Chelsea Murray (15:15-15:30 EST)

Title: Addressing Bias in Active Learning with Depth Uncertainty Networks… or Not

Abstract: Farquhar et al. [2021] show that correcting for active learning bias with underparameterised models leads to improved downstream performance. For overparameterised models such as NNs, however, correction leads either to decreased or unchanged performance. They suggest that this is due to an “overfitting bias” which offsets the active learning bias. We show that depth uncertainty networks operate in a low overfitting regime, much like underparameterised models. They should therefore see an increase in performance with bias correction. Surprisingly, they do not. We propose that this negative result, as well as the results Farquhar et al. [2021], can be explained via the lens of the bias-variance decomposition of generalisation error.

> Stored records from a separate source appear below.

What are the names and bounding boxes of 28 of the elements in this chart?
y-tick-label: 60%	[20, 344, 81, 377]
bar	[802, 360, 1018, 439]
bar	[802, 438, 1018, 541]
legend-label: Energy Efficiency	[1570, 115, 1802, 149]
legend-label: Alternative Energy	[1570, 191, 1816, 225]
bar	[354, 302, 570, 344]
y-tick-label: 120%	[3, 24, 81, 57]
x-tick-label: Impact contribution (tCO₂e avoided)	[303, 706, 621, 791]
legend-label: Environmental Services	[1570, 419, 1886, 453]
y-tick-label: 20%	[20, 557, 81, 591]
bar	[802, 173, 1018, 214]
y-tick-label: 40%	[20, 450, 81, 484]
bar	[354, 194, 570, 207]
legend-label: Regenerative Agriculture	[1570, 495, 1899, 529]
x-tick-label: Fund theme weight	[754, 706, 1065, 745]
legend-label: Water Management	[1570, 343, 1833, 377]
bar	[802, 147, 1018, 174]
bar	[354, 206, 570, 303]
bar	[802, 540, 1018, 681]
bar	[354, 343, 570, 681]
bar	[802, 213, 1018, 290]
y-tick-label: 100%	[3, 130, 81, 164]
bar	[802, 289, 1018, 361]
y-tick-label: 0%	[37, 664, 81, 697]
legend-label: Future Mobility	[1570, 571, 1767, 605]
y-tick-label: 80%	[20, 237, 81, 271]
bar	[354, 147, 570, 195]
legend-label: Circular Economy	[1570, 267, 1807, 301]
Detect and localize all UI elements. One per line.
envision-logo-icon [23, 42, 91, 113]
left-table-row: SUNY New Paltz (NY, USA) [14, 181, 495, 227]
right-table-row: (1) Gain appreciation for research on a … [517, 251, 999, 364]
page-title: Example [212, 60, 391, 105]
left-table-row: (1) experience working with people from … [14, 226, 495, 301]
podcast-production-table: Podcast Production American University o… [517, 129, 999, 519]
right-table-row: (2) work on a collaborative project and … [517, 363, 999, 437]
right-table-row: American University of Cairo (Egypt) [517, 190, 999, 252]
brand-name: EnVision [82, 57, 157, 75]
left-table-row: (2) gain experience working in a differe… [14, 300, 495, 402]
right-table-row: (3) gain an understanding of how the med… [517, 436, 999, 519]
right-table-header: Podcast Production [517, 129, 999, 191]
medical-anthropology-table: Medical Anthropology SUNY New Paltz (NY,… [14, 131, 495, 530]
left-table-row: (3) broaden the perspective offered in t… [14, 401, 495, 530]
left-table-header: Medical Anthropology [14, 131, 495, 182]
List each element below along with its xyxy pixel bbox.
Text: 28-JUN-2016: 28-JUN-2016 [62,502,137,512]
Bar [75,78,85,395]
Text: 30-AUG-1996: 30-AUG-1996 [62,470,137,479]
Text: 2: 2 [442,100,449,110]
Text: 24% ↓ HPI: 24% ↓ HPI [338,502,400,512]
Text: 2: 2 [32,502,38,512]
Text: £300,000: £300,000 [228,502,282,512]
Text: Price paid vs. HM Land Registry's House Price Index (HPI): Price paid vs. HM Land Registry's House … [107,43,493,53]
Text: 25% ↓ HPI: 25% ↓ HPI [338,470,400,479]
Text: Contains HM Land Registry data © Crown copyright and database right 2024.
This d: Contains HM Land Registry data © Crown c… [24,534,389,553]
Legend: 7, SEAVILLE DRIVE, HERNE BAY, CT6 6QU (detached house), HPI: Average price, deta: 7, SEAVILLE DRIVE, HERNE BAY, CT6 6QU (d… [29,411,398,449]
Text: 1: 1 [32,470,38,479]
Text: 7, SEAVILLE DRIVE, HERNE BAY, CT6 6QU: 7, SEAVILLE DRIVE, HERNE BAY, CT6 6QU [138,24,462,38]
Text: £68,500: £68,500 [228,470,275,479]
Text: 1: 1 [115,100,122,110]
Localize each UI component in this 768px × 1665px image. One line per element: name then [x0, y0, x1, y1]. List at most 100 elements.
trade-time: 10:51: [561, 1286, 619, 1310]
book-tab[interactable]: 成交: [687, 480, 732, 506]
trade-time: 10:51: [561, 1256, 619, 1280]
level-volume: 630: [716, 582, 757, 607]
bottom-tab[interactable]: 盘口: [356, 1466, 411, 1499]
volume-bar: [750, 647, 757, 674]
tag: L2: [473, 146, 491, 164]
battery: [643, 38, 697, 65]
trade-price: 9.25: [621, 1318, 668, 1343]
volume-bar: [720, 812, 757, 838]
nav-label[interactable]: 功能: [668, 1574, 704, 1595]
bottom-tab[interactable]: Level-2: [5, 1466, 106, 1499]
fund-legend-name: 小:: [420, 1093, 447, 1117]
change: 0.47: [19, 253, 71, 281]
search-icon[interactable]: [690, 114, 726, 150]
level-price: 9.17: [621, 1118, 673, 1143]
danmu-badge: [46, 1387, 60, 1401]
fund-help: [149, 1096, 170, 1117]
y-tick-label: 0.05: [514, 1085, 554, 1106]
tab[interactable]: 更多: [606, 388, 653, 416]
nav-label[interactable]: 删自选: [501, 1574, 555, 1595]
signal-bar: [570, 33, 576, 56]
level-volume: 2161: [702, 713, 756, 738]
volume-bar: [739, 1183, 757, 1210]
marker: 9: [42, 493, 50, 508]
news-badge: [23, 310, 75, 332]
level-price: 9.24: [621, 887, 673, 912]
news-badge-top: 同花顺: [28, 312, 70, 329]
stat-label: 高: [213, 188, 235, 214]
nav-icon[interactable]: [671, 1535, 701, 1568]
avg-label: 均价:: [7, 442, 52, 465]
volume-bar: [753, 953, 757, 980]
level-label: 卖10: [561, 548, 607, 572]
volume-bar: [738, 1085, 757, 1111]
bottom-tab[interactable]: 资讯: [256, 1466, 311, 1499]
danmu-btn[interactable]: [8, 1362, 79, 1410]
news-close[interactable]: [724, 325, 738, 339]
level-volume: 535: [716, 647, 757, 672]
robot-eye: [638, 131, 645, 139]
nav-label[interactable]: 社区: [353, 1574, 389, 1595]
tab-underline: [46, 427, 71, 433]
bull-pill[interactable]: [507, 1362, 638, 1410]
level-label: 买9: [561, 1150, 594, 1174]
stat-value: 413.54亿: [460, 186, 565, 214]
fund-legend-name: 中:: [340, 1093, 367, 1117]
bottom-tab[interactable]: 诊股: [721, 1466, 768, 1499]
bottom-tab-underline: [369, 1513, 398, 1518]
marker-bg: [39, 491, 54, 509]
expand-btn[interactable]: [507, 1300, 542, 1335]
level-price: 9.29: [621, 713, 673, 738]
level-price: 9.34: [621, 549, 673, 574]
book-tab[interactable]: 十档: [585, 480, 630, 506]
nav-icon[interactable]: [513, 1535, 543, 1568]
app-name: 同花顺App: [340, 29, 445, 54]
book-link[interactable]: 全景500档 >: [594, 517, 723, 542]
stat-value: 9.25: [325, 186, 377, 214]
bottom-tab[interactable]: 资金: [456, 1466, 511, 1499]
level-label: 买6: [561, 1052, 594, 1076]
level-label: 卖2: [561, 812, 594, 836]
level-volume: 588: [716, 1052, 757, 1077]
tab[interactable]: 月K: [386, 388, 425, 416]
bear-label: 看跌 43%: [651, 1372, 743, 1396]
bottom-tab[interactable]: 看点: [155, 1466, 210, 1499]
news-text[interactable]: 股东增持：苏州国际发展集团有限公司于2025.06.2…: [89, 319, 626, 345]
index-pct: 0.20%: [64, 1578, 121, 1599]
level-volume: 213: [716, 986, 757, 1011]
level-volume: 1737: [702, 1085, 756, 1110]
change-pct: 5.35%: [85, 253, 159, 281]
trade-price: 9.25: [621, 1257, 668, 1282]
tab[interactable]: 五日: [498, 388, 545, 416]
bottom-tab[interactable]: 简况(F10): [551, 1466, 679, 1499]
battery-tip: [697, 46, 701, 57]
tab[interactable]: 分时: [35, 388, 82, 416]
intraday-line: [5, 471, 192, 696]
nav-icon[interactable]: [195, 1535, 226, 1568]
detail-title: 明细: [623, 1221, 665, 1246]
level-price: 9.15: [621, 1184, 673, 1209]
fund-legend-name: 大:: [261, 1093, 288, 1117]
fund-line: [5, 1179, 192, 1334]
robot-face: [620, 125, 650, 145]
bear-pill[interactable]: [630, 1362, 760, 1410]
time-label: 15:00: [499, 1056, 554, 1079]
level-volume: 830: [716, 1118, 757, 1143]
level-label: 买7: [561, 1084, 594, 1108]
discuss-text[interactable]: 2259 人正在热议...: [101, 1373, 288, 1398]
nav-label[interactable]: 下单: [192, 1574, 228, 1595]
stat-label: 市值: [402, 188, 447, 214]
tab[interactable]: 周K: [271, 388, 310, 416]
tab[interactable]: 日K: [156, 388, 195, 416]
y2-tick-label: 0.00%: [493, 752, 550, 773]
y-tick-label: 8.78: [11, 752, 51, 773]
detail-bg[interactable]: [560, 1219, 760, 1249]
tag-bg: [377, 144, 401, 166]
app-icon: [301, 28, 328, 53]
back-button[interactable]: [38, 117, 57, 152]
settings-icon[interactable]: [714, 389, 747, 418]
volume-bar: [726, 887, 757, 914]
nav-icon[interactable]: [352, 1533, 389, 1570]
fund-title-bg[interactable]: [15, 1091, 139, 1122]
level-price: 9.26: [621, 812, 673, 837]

Benjamin Bloem-Reddy (16:00-16:15 EST)

Title: Beauty in Machine Learning: Fluency and Leaps

Abstract: The extrapolative leaps from training to deployment are precisely where ML’s best methods for system development succeed, and where most—and the most consequential—failures occur. I argue that the leap is where beauty can and does play a role. Beauty also serves to highlight some important aspects of the leap that are not specific to beauty. Based on this, and drawing on research on beauty from psychology, cognitive science, and philosophy of science, I articulate some fundamental problems and suggest directions for potential solutions.